La Corea del Nord condanna un americano a 10 anni di lavori forzati per spionaggio



Kim Dong-chul viene portato in tribunale per aver tentato di rubare segreti militari

L

e agenzie di stampa cinese e giapponese hanno riferito da Pyongyang che venerdì 29 aprile 2016 un americano che era tenuto in Corea del Nord da ottobre è stato condannato a 10 anni di lavori forzati per spionaggio e altri reati.

L'uomo, Kim Dong-chul, cittadino statunitense nato in Corea del Sud, è l'ultimo cittadino degli Stati Uniti ad aver ricevuto una dura condanna in Corea del Nord, paese che ha spesso utilizzato il destino di americani colà detenuti come leva nei rapporti con Washington.

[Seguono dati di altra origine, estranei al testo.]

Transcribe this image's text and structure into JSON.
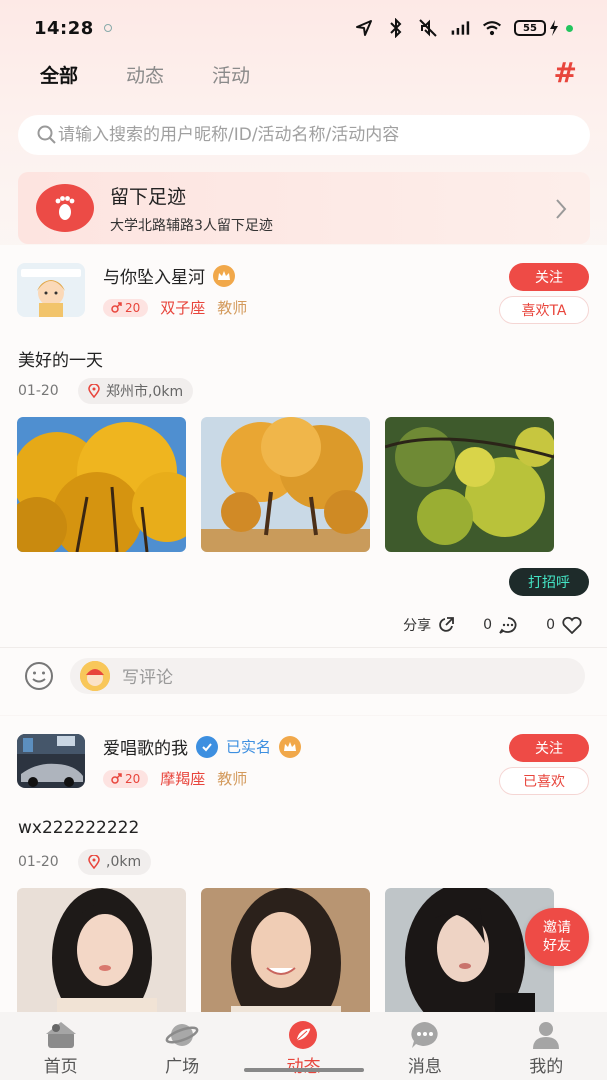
{
  "status_bar": {
    "time": "14:28",
    "battery": "55"
  },
  "tabs": [
    {
      "label": "全部",
      "active": true
    },
    {
      "label": "动态",
      "active": false
    },
    {
      "label": "活动",
      "active": false
    }
  ],
  "search": {
    "placeholder": "请输入搜索的用户昵称/ID/活动名称/活动内容"
  },
  "footprint": {
    "title": "留下足迹",
    "subtitle": "大学北路辅路3人留下足迹"
  },
  "posts": [
    {
      "username": "与你坠入星河",
      "gender_age": "20",
      "zodiac": "双子座",
      "job": "教师",
      "follow_label": "关注",
      "like_label": "喜欢TA",
      "content": "美好的一天",
      "date": "01-20",
      "location": "郑州市,0km",
      "greet_label": "打招呼",
      "share_label": "分享",
      "comment_count": "0",
      "like_count": "0",
      "comment_placeholder": "写评论"
    },
    {
      "username": "爱唱歌的我",
      "verified_label": "已实名",
      "gender_age": "20",
      "zodiac": "摩羯座",
      "job": "教师",
      "follow_label": "关注",
      "like_label": "已喜欢",
      "content": "wx222222222",
      "date": "01-20",
      "location": ",0km"
    }
  ],
  "invite": {
    "line1": "邀请",
    "line2": "好友"
  },
  "bottom_nav": [
    {
      "label": "首页",
      "icon": "home-icon"
    },
    {
      "label": "广场",
      "icon": "planet-icon"
    },
    {
      "label": "动态",
      "icon": "feather-icon",
      "active": true
    },
    {
      "label": "消息",
      "icon": "message-icon"
    },
    {
      "label": "我的",
      "icon": "profile-icon"
    }
  ],
  "colors": {
    "accent": "#ee4b46",
    "verified": "#3d8fe0",
    "job": "#d39a5c"
  }
}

La sua condanna è venuta un mese e mezzo dopo che la Corea del Nord ha condannato uno studente universitario americano, Otto F. Warmbier, a 15 anni di lavori forzati per aver tentato di rubare un manifesto politico dal suo hotel a Pyongyang.

La condanna del signor Kim è stata inflitta dalla Corte Suprema della Corea del Nord, il che significa che è definitiva e non può essere oggetto di ricorso. Il verdetto è stato riportato dall'agenzia di stampa cinese Xinhua e dal servizio di notizie giapponese Kyodo, i quali hanno uffici a Pyongyang. I media di stato della Corea del Nord non hanno rilasciato immediatamente la notizia.

Il Dipartimento di Stato a Washington non ha confermato esplicitamente la detenzione del signor Kim in Corea del Nord, dicendo che discutere pubblicamente di tali casi non aiuta i propri sforzi per liberare gli americani detenuti al Nord. Ma il Nord ha rilasciato una copia del passaporto americano del signor Kim, e funzionari della Corea del Sud hanno detto che Kim è un cittadino americano nato in Corea del Sud.

Nel mese di marzo, il signor Kim era apparso a Pyongyang in una conferenza stampa predisposta dal governo e si era scusato per aver tentato di rubare segreti militari in collusione con i sudcoreani. L'agenzia di spionaggio della Corea del Sud ha negato qualsiasi coinvolgimento in tale piano.

La situazione di Kim Dong-chul non era stata nota fino a gennaio, quando il governo della Corea del Nord ha permesso alla CNN di intervistarlo a Pyongyang. A quel tempo, il signor Kim si è identificato come un sessantaduenne cittadino naturalizzato americano di Fairfax, in Virginia, e ha detto di aver diretto una società commerciale e di servizi alberghieri a Rason, una zona economica speciale della Corea del Nord vicino ai suoi confini con la Cina e la Russia.

Ha detto di essere stato arrestato nel mese di ottobre, nel corso di un incontro con una delle sue fonti locali, un ex soldato della Corea del Nord, per ricevere dati classificati.

Nel corso degli anni, la Corea del Nord ha arrestato diversi americani con l'accusa di ingresso illegale o di spionaggio e altri crimini cosiddetti antistatali. Ha spesso inflitto loro lunghe pene detentive prima di liberarli, a volte dopo l'arrivo di visitatori di alto profilo, come gli ex presidenti Jimmy Carter e Bill Clinton, dagli Stati Uniti.

Alcuni dei prigionieri stranieri hanno detto ai giornalisti dopo il loro rilascio che i funzionari nordcoreani li avevano costretti a confessare crimini in conferenze stampa a Pyongyang.

Oltre a Kim e a Warmbier, la Corea del Nord detiene un pastore canadese nato in Corea del Sud, il reverendo Lim Hyeon-soo, che sta scontando l'ergastolo ai lavori forzati con l'accusa di aver complottato per rovesciare il governo.


Tratto da varie fonti in data 29 aprile 2016.